دَلَّ قَوْلُهُ لاَ تُقْبَلُ صَدَقَةٌ مِنْ غُلُولٍ أَنَّ الْغَالَّ لاَ تَبْرَأُ ذِمَّتُهُ إِلاَّ بِرَدِّ الْغُلُولِ إِلَى أَصْحَابِهِ بِأَنْ يَتَصَدَّقَ بِهِ إِذَا جَهِلَهُمْ مَثَلاً وَالسَّبَبُ فِيهِ أَنَّهُ مِنْ حَقِّ الْغَانِمِينَ فَلَوْ جُهِلَتْ أَعْيَانُهُمْ لَمْ يَكُنْ لَهُ أَنْ يَتَصَرَّفَ فِيهِ بِالصَّدَقَةِ عَلَى غَيْرِهِمْ.

“Sabda Nabi shallallahu ‘alaihi wasallam ‘sedekah tidak diterima karena hasil korupsi’ menunjukkan bahwa orang yang korupsi tidak bisa lepas dari tanggung jawab kecuali dengan mengembalikan harta korupsi itu kepada pemiliknya, bukan dengan mensedekahkannya ketika tidak mengetahui siapa pemiliknya. Sebabnya adalah bahwa harta itu masih milik al-Ghanimin (pasukan perang yang mendapat ghanimah, pemilik asli), sekalipun pemilik asli tidak diketahui, tidak boleh bagi koruptor untuk manyalurkan uang itu dengan mensedekahkannya kepada orang lain.” (Fath al-Bari: III: 278)

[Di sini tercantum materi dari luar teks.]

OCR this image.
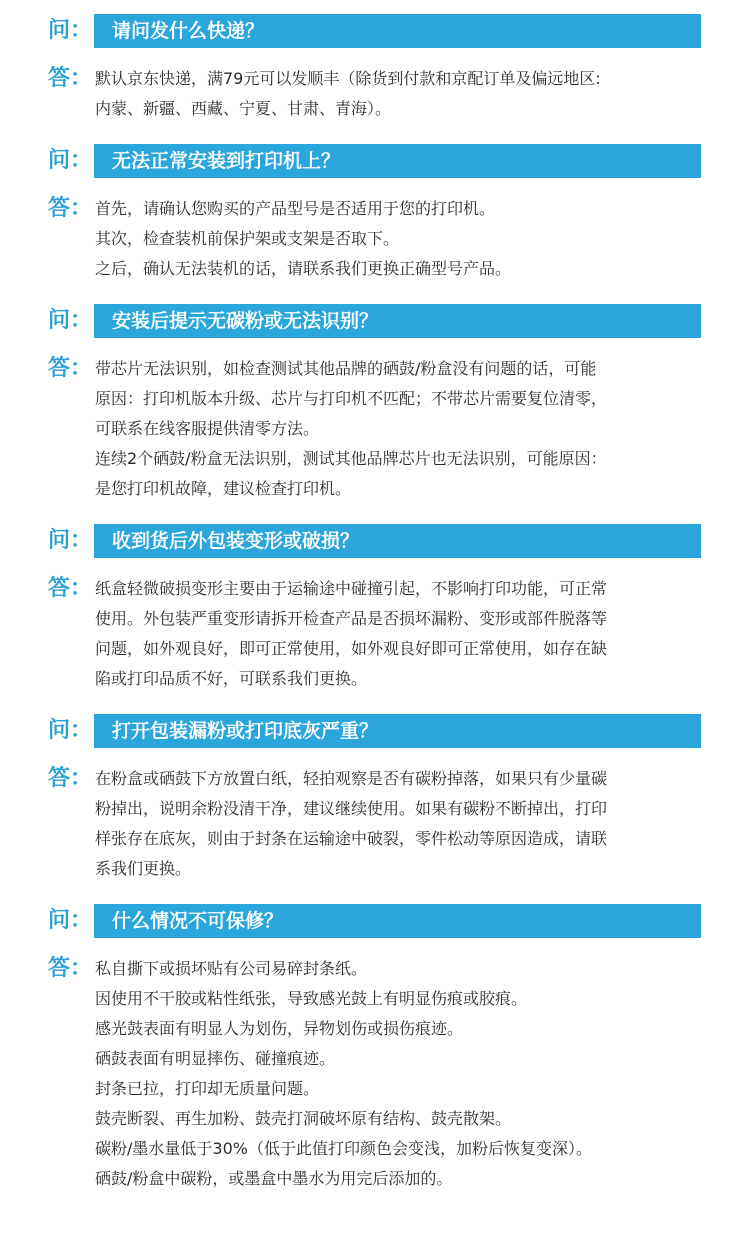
问：	请问发什么快递？
答： 默认京东快递，满79元可以发顺丰（除货到付款和京配订单及偏远地区:

内蒙、新疆、西藏、宁夏、甘肃、青海）。

问：	无法正常安装到打印机上？
答： 首先，请确认您购买的产品型号是否适用于您的打印机。

其次，检查装机前保护架或支架是否取下。

之后，确认无法装机的话，请联系我们更换正确型号产品。

问：	安装后提示无碳粉或无法识别？
答： 带芯片无法识别，如检查测试其他品牌的硒鼓/粉盒没有问题的话，可能

原因：打印机版本升级、芯片与打印机不匹配；不带芯片需要复位清零，

可联系在线客服提供清零方法。

连续2个硒鼓/粉盒无法识别，测试其他品牌芯片也无法识别，可能原因：

是您打印机故障，建议检查打印机。

问：	收到货后外包装变形或破损？
答： 纸盒轻微破损变形主要由于运输途中碰撞引起，不影响打印功能，可正常

使用。外包装严重变形请拆开检查产品是否损坏漏粉、变形或部件脱落等

问题，如外观良好，即可正常使用，如外观良好即可正常使用，如存在缺

陷或打印品质不好，可联系我们更换。

问：	打开包装漏粉或打印底灰严重？
答： 在粉盒或硒鼓下方放置白纸，轻拍观察是否有碳粉掉落，如果只有少量碳

粉掉出，说明余粉没清干净，建议继续使用。如果有碳粉不断掉出，打印

样张存在底灰，则由于封条在运输途中破裂，零件松动等原因造成，请联

系我们更换。

问：	什么情况不可保修？
答： 私自撕下或损坏贴有公司易碎封条纸。

因使用不干胶或粘性纸张，导致感光鼓上有明显伤痕或胶痕。

感光鼓表面有明显人为划伤，异物划伤或损伤痕迹。

硒鼓表面有明显摔伤、碰撞痕迹。

封条已拉，打印却无质量问题。

鼓壳断裂、再生加粉、鼓壳打洞破坏原有结构、鼓壳散架。

碳粉/墨水量低于30%（低于此值打印颜色会变浅，加粉后恢复变深）。

硒鼓/粉盒中碳粉，或墨盒中墨水为用完后添加的。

Harta hasil korupsi termasuk jenis harta haram yang diambil tanpa kerelaan pemilik yang asli. Hal ini karena sejatinya harta itu adalah milik rakyat, dan semua orang sepakat tidak ada rakyat yang bersedia hartanya diambil oleh pejabat.Oleh karena itu, sekalipun telah dilakukan money laundry (pencucian uang), atau diserahkan kepada orang lain, harta itu wajib untuk disita dan dikembalikan kepada negara. Bagi penerima yang mengetahui bahwa itu hasil korupsi, dia harus menolaknya.